Government Bureaucrats Screw Up Our Dishwashers And Our Showerheads, To Name Just Two Ways They Worsen Our Lives.
The left had another apoplectic fit when President Donald Trump started talking about dishwashers at his Milwaukee rally this week. How dare he focus on something so trivial when House Democrats are busy trying to remove him from office.
But Trump is on to something, and the fact that the liberal elites can’t understand what it is says more about them than it does about Trump.
“Anybody have a new dishwasher?” Trump asked the audience on Tuesday. “I’m sorry for that, it’s worthless. They give you so little water. … So what happens? You end up using it 10 times … then you take them out and do them the old fashioned way, right?”

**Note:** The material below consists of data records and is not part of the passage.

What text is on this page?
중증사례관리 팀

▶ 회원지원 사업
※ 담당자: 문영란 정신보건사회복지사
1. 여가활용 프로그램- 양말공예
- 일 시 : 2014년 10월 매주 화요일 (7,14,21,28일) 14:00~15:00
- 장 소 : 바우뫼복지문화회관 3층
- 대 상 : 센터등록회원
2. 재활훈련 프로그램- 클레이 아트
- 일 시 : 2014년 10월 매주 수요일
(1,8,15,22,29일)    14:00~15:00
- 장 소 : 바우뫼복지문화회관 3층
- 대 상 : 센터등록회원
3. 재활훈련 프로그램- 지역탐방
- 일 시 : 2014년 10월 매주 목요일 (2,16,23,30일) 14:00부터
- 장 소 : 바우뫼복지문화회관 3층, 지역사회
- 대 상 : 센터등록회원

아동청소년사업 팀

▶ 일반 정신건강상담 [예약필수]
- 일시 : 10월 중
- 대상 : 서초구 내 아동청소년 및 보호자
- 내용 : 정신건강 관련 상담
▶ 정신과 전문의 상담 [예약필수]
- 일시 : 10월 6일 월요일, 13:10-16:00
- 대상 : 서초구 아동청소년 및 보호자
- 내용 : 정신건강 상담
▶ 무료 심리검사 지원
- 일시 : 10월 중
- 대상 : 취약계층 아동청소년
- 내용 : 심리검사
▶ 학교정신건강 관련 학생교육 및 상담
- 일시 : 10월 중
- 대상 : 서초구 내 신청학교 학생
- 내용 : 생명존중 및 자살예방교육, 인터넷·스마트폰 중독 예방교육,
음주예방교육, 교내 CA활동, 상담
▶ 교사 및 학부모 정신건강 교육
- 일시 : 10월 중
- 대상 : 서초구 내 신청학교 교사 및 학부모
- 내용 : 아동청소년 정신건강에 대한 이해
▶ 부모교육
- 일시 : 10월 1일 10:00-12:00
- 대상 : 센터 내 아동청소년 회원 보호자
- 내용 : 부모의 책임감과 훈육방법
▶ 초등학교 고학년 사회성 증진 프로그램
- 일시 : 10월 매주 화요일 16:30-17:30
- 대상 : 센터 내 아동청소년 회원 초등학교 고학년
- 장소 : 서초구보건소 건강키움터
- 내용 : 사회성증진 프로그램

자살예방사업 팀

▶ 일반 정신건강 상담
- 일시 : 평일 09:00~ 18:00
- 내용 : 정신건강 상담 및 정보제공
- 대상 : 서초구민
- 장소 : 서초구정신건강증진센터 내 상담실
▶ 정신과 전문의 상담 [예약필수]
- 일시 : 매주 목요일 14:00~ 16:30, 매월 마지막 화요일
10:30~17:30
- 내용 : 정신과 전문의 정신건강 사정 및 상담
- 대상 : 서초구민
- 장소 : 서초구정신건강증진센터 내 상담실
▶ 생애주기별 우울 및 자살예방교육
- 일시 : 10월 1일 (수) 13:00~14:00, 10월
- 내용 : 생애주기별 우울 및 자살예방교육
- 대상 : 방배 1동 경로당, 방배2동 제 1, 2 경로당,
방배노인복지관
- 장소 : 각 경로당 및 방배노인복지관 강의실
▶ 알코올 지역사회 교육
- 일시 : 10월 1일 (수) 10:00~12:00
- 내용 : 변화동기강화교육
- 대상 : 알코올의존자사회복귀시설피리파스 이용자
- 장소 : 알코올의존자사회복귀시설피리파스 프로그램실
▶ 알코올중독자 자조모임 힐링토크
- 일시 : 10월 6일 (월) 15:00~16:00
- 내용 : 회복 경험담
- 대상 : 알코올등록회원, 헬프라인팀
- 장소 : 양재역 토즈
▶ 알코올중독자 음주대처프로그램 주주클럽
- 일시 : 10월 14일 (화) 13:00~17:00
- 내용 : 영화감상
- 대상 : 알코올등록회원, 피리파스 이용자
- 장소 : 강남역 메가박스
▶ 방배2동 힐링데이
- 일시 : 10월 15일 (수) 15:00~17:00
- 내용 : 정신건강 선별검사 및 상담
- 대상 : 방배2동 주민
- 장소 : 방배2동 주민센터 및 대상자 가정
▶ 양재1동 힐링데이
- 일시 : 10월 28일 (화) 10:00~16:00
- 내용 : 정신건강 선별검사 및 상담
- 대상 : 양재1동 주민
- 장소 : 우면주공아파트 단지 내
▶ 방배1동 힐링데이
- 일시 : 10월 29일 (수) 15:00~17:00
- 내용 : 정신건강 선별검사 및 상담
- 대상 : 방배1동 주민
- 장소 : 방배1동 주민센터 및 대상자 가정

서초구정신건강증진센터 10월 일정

Trump said that he’s “approving new dishwashers that give you more water so you can actually wash and rinse your dishes without having to do it 10 times.”
“It’s inelegant to talk about it, right? Right? Isn’t it inelegant? I’m talking about dishwashers.”
This isn’t the first time Trump has brought up the impact government energy efficiency mandates have had on dishwashers. But this time, the pundit class responded as if he’d just committed another impeachable offense.
“Donald Trump zeroed in on one of the great issues of our times: dry dishwashers,” says one. “Trump was impeached, but dishwashers that go ‘boom’ are on his mind,” says another.
Vox.com “explanatory” journalist Aaron Rupar tweeted that Trump’s dishwasher complaints “are nuts and suggest he’s never used one in his life.”
But the exuberant cheers at the rally suggest this issue resonates with those who do use this appliance every day. And for good reason.
Despite the sniffing of the left, dishwashers today don’t work well, making them a source of constant frustration for middle-class families who probably don’t know why they take hours to do a fairly poor job of washing dishes.
The Competitive Enterprise Institute compiled data on dishwasher cycle times since 1983, using numbers from Consumer Reports product tests. Back then, the average cycle time was a little more than one hour. By 2018, the average was close to three hours.
The chart CEI produced shows that with every new federal efficiency mandate since 1983, cycle times jumped. Why? Because the mandates increasingly limit how much water and electricity dishwashers can use, so manufacturers have had to make them run longer “to help compensate for the negative impact on cleaning performance associated with decreasing water use and water temperature,” according to a 2016 Department of Energy report.
CEI petitioned the DOE for relief from this madness, and in November the agency said it is working on a new rule that would let manufacturers make faster-cleaning dishwashers that don’t have to comply with the pile of federal mandates.
Imagine that. Consumers will then get to decide whether they value quality and convenience over relatively minor energy savings
Still, why does this matter to Trump?
Politically, it matters because it’s a way for Trump to connect with middle-class families. He comes across as a regular guy. Philosophically, it matters because it lets him expose what the out-of-control federal regulatory state is doing to the country in a way that directly connects with families. That’s why Trump touts his blocking of a federal ban on low-cost incandescent light bulbs, and why he attacks low-flow shower heads and toilets. (It’s worth noting that attorneys general from every deep blue state oppose Trump’s dishwasher rule.)
Not everybody understands that these annoyances are the result of mandates handed down by a few unelected bureaucrats sitting in cubicles in Washington, D.C. By exposing the link, Trump has a better chance of creating legions of small-government advocates than he would by lecturing audiences about Adam Smith.
Just as important, Trump’s dishwasher diatribe exposes just how out of touch today’s liberal elites are with middle America. The more they sneer about how nuts Trump is to bring dishwashers and lightbulbs up, the better Trump looks to the voters who will determine the outcome of the 2020 election.